##Imports and initialize variables

In [2]:
from numpy import array
from pyspark.sql.types import StructType, StructField, StringType, ArrayType,FloatType
from pyspark.ml.linalg import Vectors
from pyspark.ml.evaluation import ClusteringEvaluator
from pyspark.ml.clustering import KMeans, KMeansModel
from pyspark.sql.functions import col
from pyspark.ml.feature import VectorAssembler

import matplotlib.pyplot as plt
import numpy as np

## File split and mapping

In [4]:
fileName= "/FileStore/tables/all.tsv"
# Load and parse the data
data = sc.textFile(fileName)
parsedData = data.map(lambda line: line.split('\t'))
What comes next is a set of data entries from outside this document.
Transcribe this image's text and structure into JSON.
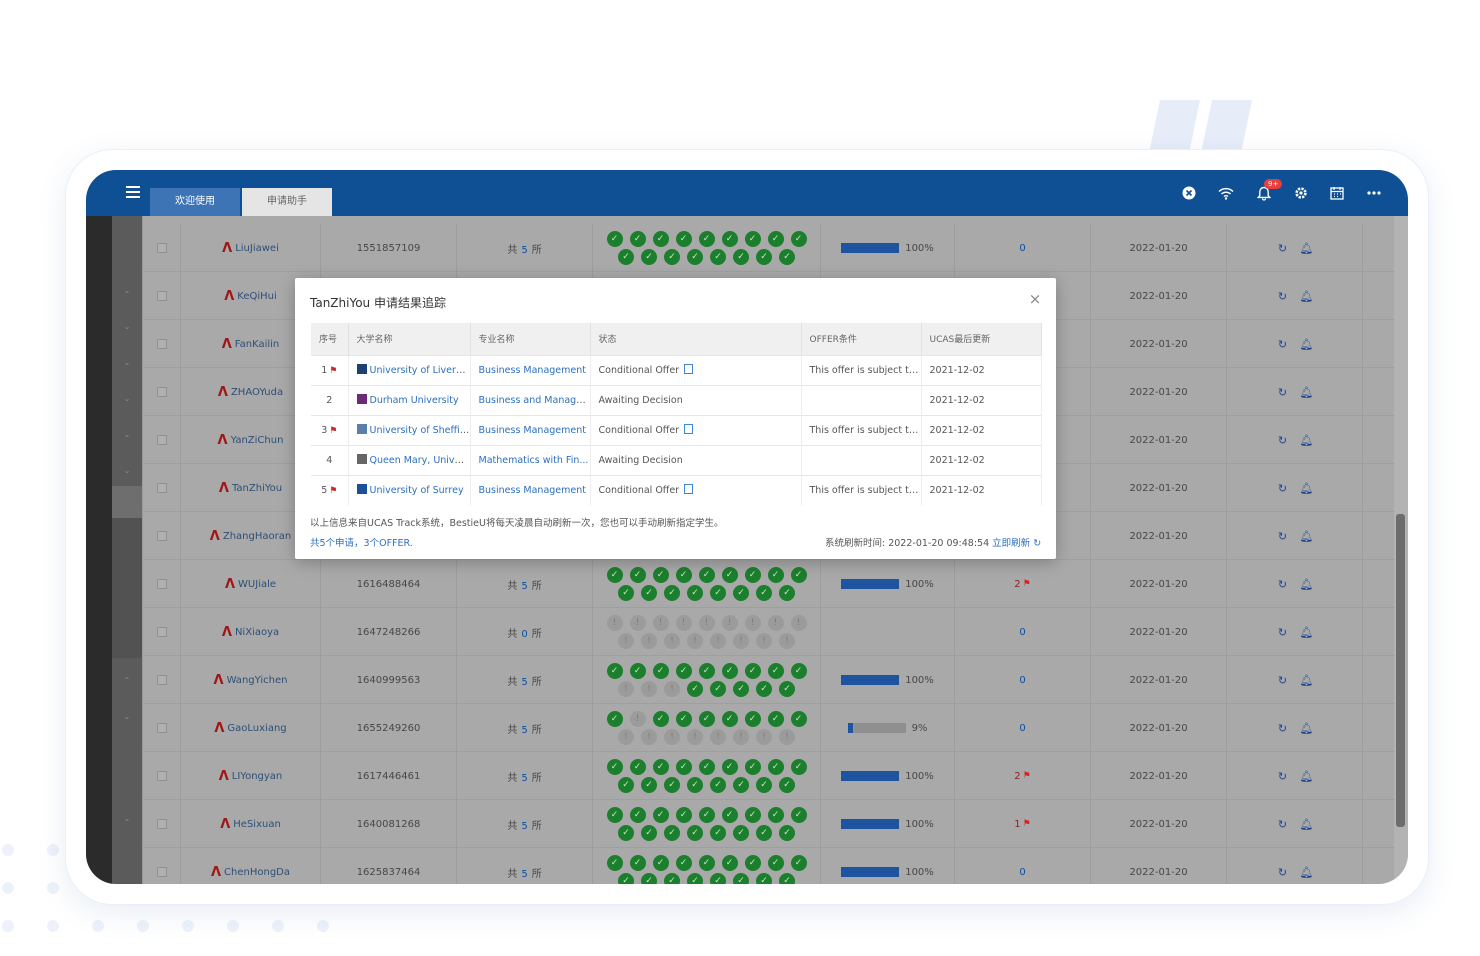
{
  "app": {
    "tabs": [
      {
        "label": "欢迎使用"
      },
      {
        "label": "申请助手"
      }
    ],
    "notification_badge": "9+"
  },
  "students": [
    {
      "name": "LiuJiawei",
      "id": "1551857109",
      "apps": "5",
      "progress": "100%",
      "flags": "0"
    },
    {
      "name": "KeQiHui",
      "id": "",
      "apps": "",
      "progress": "",
      "flags": ""
    },
    {
      "name": "FanKailin",
      "id": "",
      "apps": "",
      "progress": "",
      "flags": ""
    },
    {
      "name": "ZHAOYuda",
      "id": "",
      "apps": "",
      "progress": "",
      "flags": ""
    },
    {
      "name": "YanZiChun",
      "id": "",
      "apps": "",
      "progress": "",
      "flags": ""
    },
    {
      "name": "TanZhiYou",
      "id": "",
      "apps": "",
      "progress": "",
      "flags": ""
    },
    {
      "name": "ZhangHaoran",
      "id": "",
      "apps": "",
      "progress": "",
      "flags": ""
    },
    {
      "name": "WUJiale",
      "id": "1616488464",
      "apps": "5",
      "progress": "100%",
      "flags": "2"
    },
    {
      "name": "NiXiaoya",
      "id": "1647248266",
      "apps": "0",
      "progress": "",
      "flags": "0"
    },
    {
      "name": "WangYichen",
      "id": "1640999563",
      "apps": "5",
      "progress": "100%",
      "flags": "0"
    },
    {
      "name": "GaoLuxiang",
      "id": "1655249260",
      "apps": "5",
      "progress": "9%",
      "flags": "0"
    },
    {
      "name": "LIYongyan",
      "id": "1617446461",
      "apps": "5",
      "progress": "100%",
      "flags": "2"
    },
    {
      "name": "HeSixuan",
      "id": "1640081268",
      "apps": "5",
      "progress": "100%",
      "flags": "1"
    },
    {
      "name": "ChenHongDa",
      "id": "1625837464",
      "apps": "5",
      "progress": "100%",
      "flags": "0"
    }
  ],
  "grid": {
    "date": "2022-01-20",
    "count_prefix": "共",
    "count_suffix": "所"
  },
  "modal": {
    "title": "TanZhiYou 申请结果追踪",
    "headers": [
      "序号",
      "大学名称",
      "专业名称",
      "状态",
      "OFFER条件",
      "UCAS最后更新"
    ],
    "rows": [
      {
        "no": "1",
        "uni": "University of Liverpool",
        "course": "Business Management",
        "status": "Conditional Offer",
        "cond": "This offer is subject to...",
        "date": "2021-12-02"
      },
      {
        "no": "2",
        "uni": "Durham University",
        "course": "Business and Manage...",
        "status": "Awaiting Decision",
        "cond": "",
        "date": "2021-12-02"
      },
      {
        "no": "3",
        "uni": "University of Sheffield",
        "course": "Business Management",
        "status": "Conditional Offer",
        "cond": "This offer is subject to...",
        "date": "2021-12-02"
      },
      {
        "no": "4",
        "uni": "Queen Mary, Universit",
        "course": "Mathematics with Fin...",
        "status": "Awaiting Decision",
        "cond": "",
        "date": "2021-12-02"
      },
      {
        "no": "5",
        "uni": "University of Surrey",
        "course": "Business Management",
        "status": "Conditional Offer",
        "cond": "This offer is subject to...",
        "date": "2021-12-02"
      }
    ],
    "note": "以上信息来自UCAS Track系统，BestieU将每天凌晨自动刷新一次，您也可以手动刷新指定学生。",
    "summary": "共5个申请，3个OFFER.",
    "refresh_time": "系统刷新时间: 2022-01-20 09:48:54",
    "refresh_now": "立即刷新"
  },
  "colors": {
    "brand": "#0f4f94",
    "green": "#1c7f2d",
    "link": "#2c6fbe",
    "flag": "#d22424"
  }
}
## Features that we're using are:
features['acousticness'], features['danceability'], features['duration_ms'], features['energy'], features['instrumentalness'], features['key'],
                        features['liveness'], features['loudness'], features['mode'], features['speechiness'], features['tempo'], features['time_signature'], features['valence']

In [6]:
# convert rdd of all.tsv to dataframe
df = sqlContext.createDataFrame(parsedData, ["ID",])
# change dataType from string to float
new_df = df.select(*(col(c).cast("float").alias(c) for c in df.columns if c not in ["ID"])).cache()

In [7]:
# define the vector assembler for kmeans
vecAssembler = VectorAssembler(inputCols=[x for x in new_df.columns if x not in ["ID"]], outputCol='features')
new_results_df = vecAssembler.transform(new_df)
# run kmeans on the df 
kmeans_results = KMeans(k=7000, seed=1)
model_results = kmeans_results.fit(new_results_df.select('features'))

## Evaluation on kmeans

In [9]:
# Evaluate clustering by computing Silhouette score
transformed = model_results.transform(new_results_df)
evaluator = ClusteringEvaluator()

silhouette = evaluator.evaluate(transformed)
print("Silhouette with squared euclidean distance = " + str(silhouette))